Norwegian Toppforsk-funded project to investigate RINA for 5 years
OCARINA (Optimizations to Comple Adoption of RINA), is the name of a new research project from the University of Oslo (UiO) that has just been funded by the Norwegian government, under its Toppforsk program. The project, led by Michael Welzl, has been awarded NOK 16 539 000 (approximately 1.75 M€) to investigate congestion control, routing and forwarding strategies for the Recursive InterNetwork Architecture (RINA), as well as deployment and adoption issues. OCARINA will have a duration of 5 years, starting October 2016. Congratulations to the UiO's team!!!

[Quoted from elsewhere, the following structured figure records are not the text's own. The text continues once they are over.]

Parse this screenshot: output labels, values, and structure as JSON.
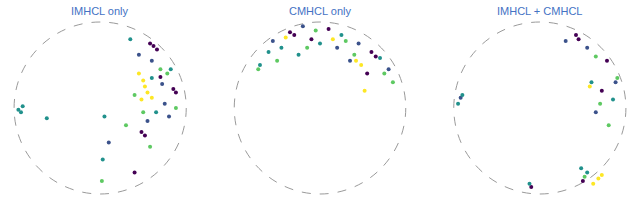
{
  "chart_data": [
    {
      "type": "scatter",
      "title": "IMHCL only",
      "xlim": [
        -1,
        1
      ],
      "ylim": [
        -1,
        1
      ],
      "tick_labels": false,
      "marker": "circle",
      "series": [
        {
          "color": "#440154",
          "x": [
            0.62,
            0.66,
            0.7,
            0.85,
            0.88,
            0.48,
            0.52,
            0.4,
            0.58
          ],
          "y": [
            0.72,
            0.68,
            0.36,
            0.22,
            0.18,
            -0.28,
            -0.32,
            -0.75,
            0.75
          ]
        },
        {
          "color": "#3b528b",
          "x": [
            0.6,
            0.75,
            0.8,
            0.55,
            0.1,
            0.45,
            0.72
          ],
          "y": [
            0.55,
            0.05,
            -0.1,
            -0.15,
            -0.4,
            0.62,
            0.28
          ]
        },
        {
          "color": "#21918c",
          "x": [
            -0.95,
            -0.92,
            -0.9,
            -0.62,
            0.35,
            0.6,
            0.82,
            0.05,
            0.03,
            0.65
          ],
          "y": [
            -0.02,
            -0.05,
            0.02,
            -0.12,
            0.8,
            0.35,
            0.45,
            -0.1,
            -0.6,
            -0.05
          ]
        },
        {
          "color": "#5ec962",
          "x": [
            0.7,
            0.78,
            0.5,
            0.88,
            0.4,
            0.58,
            0.02,
            0.3
          ],
          "y": [
            0.45,
            0.4,
            -0.05,
            0.0,
            0.15,
            -0.45,
            -0.85,
            -0.2
          ]
        },
        {
          "color": "#fde725",
          "x": [
            0.5,
            0.52,
            0.55,
            0.48,
            0.6,
            0.45
          ],
          "y": [
            0.32,
            0.25,
            0.18,
            0.1,
            0.12,
            0.4
          ]
        }
      ]
    },
    {
      "type": "scatter",
      "title": "CMHCL only",
      "xlim": [
        -1,
        1
      ],
      "ylim": [
        -1,
        1
      ],
      "tick_labels": false,
      "marker": "circle",
      "series": [
        {
          "color": "#440154",
          "x": [
            -0.35,
            -0.3,
            0.6,
            0.65,
            -0.1,
            0.55,
            0.1
          ],
          "y": [
            0.88,
            0.85,
            0.65,
            0.6,
            0.8,
            0.4,
            0.92
          ]
        },
        {
          "color": "#3b528b",
          "x": [
            -0.55,
            -0.2,
            0.2,
            0.45,
            0.8,
            0.35
          ],
          "y": [
            0.78,
            0.95,
            0.7,
            0.75,
            0.45,
            0.55
          ]
        },
        {
          "color": "#21918c",
          "x": [
            -0.7,
            -0.6,
            -0.45,
            0.0,
            0.25,
            0.7,
            -0.25
          ],
          "y": [
            0.5,
            0.65,
            0.7,
            0.75,
            0.85,
            0.58,
            0.62
          ]
        },
        {
          "color": "#5ec962",
          "x": [
            -0.72,
            -0.5,
            -0.05,
            0.3,
            0.75,
            0.85,
            0.4,
            -0.15
          ],
          "y": [
            0.45,
            0.55,
            0.9,
            0.78,
            0.4,
            0.3,
            0.62,
            0.7
          ]
        },
        {
          "color": "#fde725",
          "x": [
            0.42,
            0.48,
            0.15,
            0.52,
            -0.4
          ],
          "y": [
            0.55,
            0.5,
            0.8,
            0.2,
            0.82
          ]
        }
      ]
    },
    {
      "type": "scatter",
      "title": "IMHCL + CMHCL",
      "xlim": [
        -1,
        1
      ],
      "ylim": [
        -1,
        1
      ],
      "tick_labels": false,
      "marker": "circle",
      "series": [
        {
          "color": "#440154",
          "x": [
            0.42,
            0.45,
            0.78,
            0.72,
            -0.1,
            0.5
          ],
          "y": [
            0.85,
            0.8,
            0.55,
            0.2,
            -0.92,
            -0.85
          ]
        },
        {
          "color": "#3b528b",
          "x": [
            -0.92,
            0.55,
            0.88,
            0.65,
            0.3
          ],
          "y": [
            0.12,
            0.7,
            0.3,
            -0.05,
            0.78
          ]
        },
        {
          "color": "#21918c",
          "x": [
            -0.95,
            -0.9,
            0.6,
            0.85,
            0.48,
            0.55,
            -0.12
          ],
          "y": [
            0.05,
            0.15,
            0.3,
            0.1,
            -0.7,
            -0.75,
            -0.88
          ]
        },
        {
          "color": "#5ec962",
          "x": [
            0.65,
            0.9,
            0.7,
            0.52,
            0.8
          ],
          "y": [
            0.6,
            0.35,
            0.05,
            -0.8,
            -0.2
          ]
        },
        {
          "color": "#fde725",
          "x": [
            0.68,
            0.72,
            0.62,
            0.58
          ],
          "y": [
            -0.82,
            -0.78,
            -0.88,
            0.25
          ]
        }
      ]
    }
  ]
}
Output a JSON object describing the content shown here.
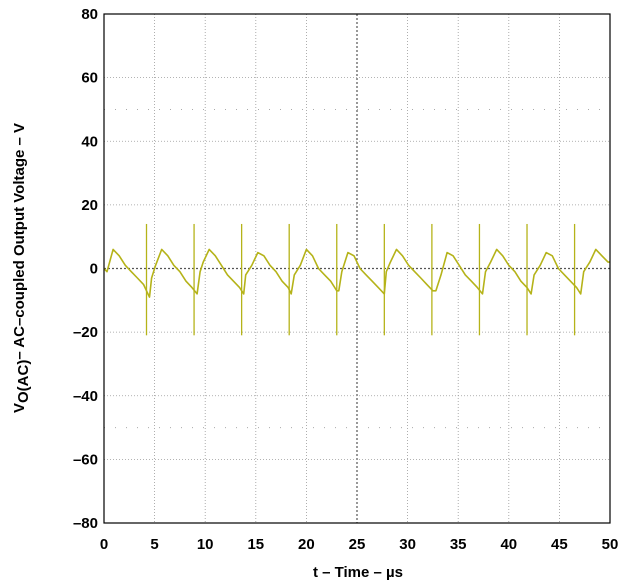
{
  "chart_data": {
    "type": "line",
    "title": "",
    "xlabel": "t – Time – µs",
    "ylabel": {
      "main": "V",
      "subscript": "O(AC)",
      "rest": "– AC–coupled Output Voltage – V"
    },
    "xlim": [
      0,
      50
    ],
    "ylim": [
      -80,
      80
    ],
    "x_ticks": [
      "0",
      "5",
      "10",
      "15",
      "20",
      "25",
      "30",
      "35",
      "40",
      "45",
      "50"
    ],
    "y_ticks": [
      "80",
      "60",
      "40",
      "20",
      "0",
      "–20",
      "–40",
      "–60",
      "–80"
    ],
    "grid": true,
    "colors": {
      "trace": "#b5b319",
      "grid": "#9a9a9a",
      "axis": "#000000"
    },
    "series": [
      {
        "x": [
          0.0,
          0.3,
          0.9,
          1.5,
          2.1,
          2.7,
          3.3,
          3.9,
          4.2,
          4.5,
          4.7,
          5.1,
          5.7,
          6.3,
          6.9,
          7.5,
          8.1,
          8.7,
          9.2,
          9.5,
          9.8,
          10.4,
          11.0,
          11.6,
          12.2,
          12.8,
          13.4,
          13.8,
          14.0,
          14.6,
          15.2,
          15.8,
          16.4,
          17.0,
          17.6,
          18.2,
          18.5,
          18.8,
          19.4,
          20.0,
          20.6,
          21.2,
          21.8,
          22.4,
          23.0,
          23.2,
          23.5,
          24.1,
          24.7,
          25.3,
          25.9,
          26.5,
          27.1,
          27.7,
          27.9,
          28.3,
          28.9,
          29.5,
          30.1,
          30.7,
          31.3,
          31.9,
          32.5,
          32.8,
          33.3,
          33.9,
          34.5,
          35.1,
          35.7,
          36.3,
          36.9,
          37.4,
          37.7,
          38.2,
          38.8,
          39.4,
          40.0,
          40.6,
          41.2,
          41.8,
          42.2,
          42.5,
          43.1,
          43.7,
          44.3,
          44.9,
          45.5,
          46.1,
          46.7,
          47.1,
          47.4,
          48.0,
          48.6,
          49.2,
          49.8,
          50.0
        ],
        "y": [
          0,
          -1,
          6,
          4,
          1,
          -1,
          -3,
          -5,
          -7,
          -9,
          -3,
          1,
          6,
          4,
          1,
          -1,
          -4,
          -6,
          -8,
          -1,
          2,
          6,
          4,
          1,
          -2,
          -4,
          -6,
          -8,
          -2,
          1,
          5,
          4,
          1,
          -1,
          -4,
          -6,
          -8,
          -2,
          1,
          6,
          4,
          0,
          -2,
          -4,
          -7,
          -7,
          -1,
          5,
          4,
          0,
          -2,
          -4,
          -6,
          -8,
          -1,
          2,
          6,
          4,
          1,
          -1,
          -3,
          -5,
          -7,
          -7,
          -2,
          5,
          4,
          1,
          -2,
          -4,
          -6,
          -8,
          -1,
          2,
          6,
          4,
          1,
          -1,
          -4,
          -6,
          -8,
          -2,
          1,
          5,
          4,
          0,
          -2,
          -4,
          -6,
          -8,
          -1,
          2,
          6,
          4,
          2,
          2
        ]
      }
    ],
    "spikes": [
      {
        "x": 4.2,
        "y_min": -21,
        "y_max": 14
      },
      {
        "x": 8.9,
        "y_min": -21,
        "y_max": 14
      },
      {
        "x": 13.6,
        "y_min": -21,
        "y_max": 14
      },
      {
        "x": 18.3,
        "y_min": -21,
        "y_max": 14
      },
      {
        "x": 23.0,
        "y_min": -21,
        "y_max": 14
      },
      {
        "x": 27.7,
        "y_min": -21,
        "y_max": 14
      },
      {
        "x": 32.4,
        "y_min": -21,
        "y_max": 14
      },
      {
        "x": 37.1,
        "y_min": -21,
        "y_max": 14
      },
      {
        "x": 41.8,
        "y_min": -21,
        "y_max": 14
      },
      {
        "x": 46.5,
        "y_min": -21,
        "y_max": 14
      }
    ]
  }
}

Project abstract. RINA, the Recursive InterNetwork Architecture, is a novel “back to basics” type approach to networking that is fundamentally different from today's networks. It shows great potential in many aspects of networking, e.g. by simplifying management and providing better security. The recursive nature of RINA calls for radically different approaches to how networking is performed, including congestion control and routing. In OCARINA, we will develop new congestion control and routing/forwarding mechanisms for RINA. Today, in the Internet, congestion control is performed end to end, but by locating the control closer to the entity that is being controlled, RINA should allow us to achieve much better performance. Also, in the Internet, routing is very static; in OCARINA we will research new dynamic ways to perform routing and forwarding. Our new mechanisms will be implemented, tested and evaluated in RINA, and we will see how RINA can be gradually deployed in (over / under / alongside) the Internet. In OCARINA, we will team up with leading international researchers to address these challenges. We expect to be able to show that RINA, with our new mechanisms, is indeed a much better solution for the Internet than TCP/IP in terms of performance. A goal is also to move RINA closer to real world deployment and motivate its adoption.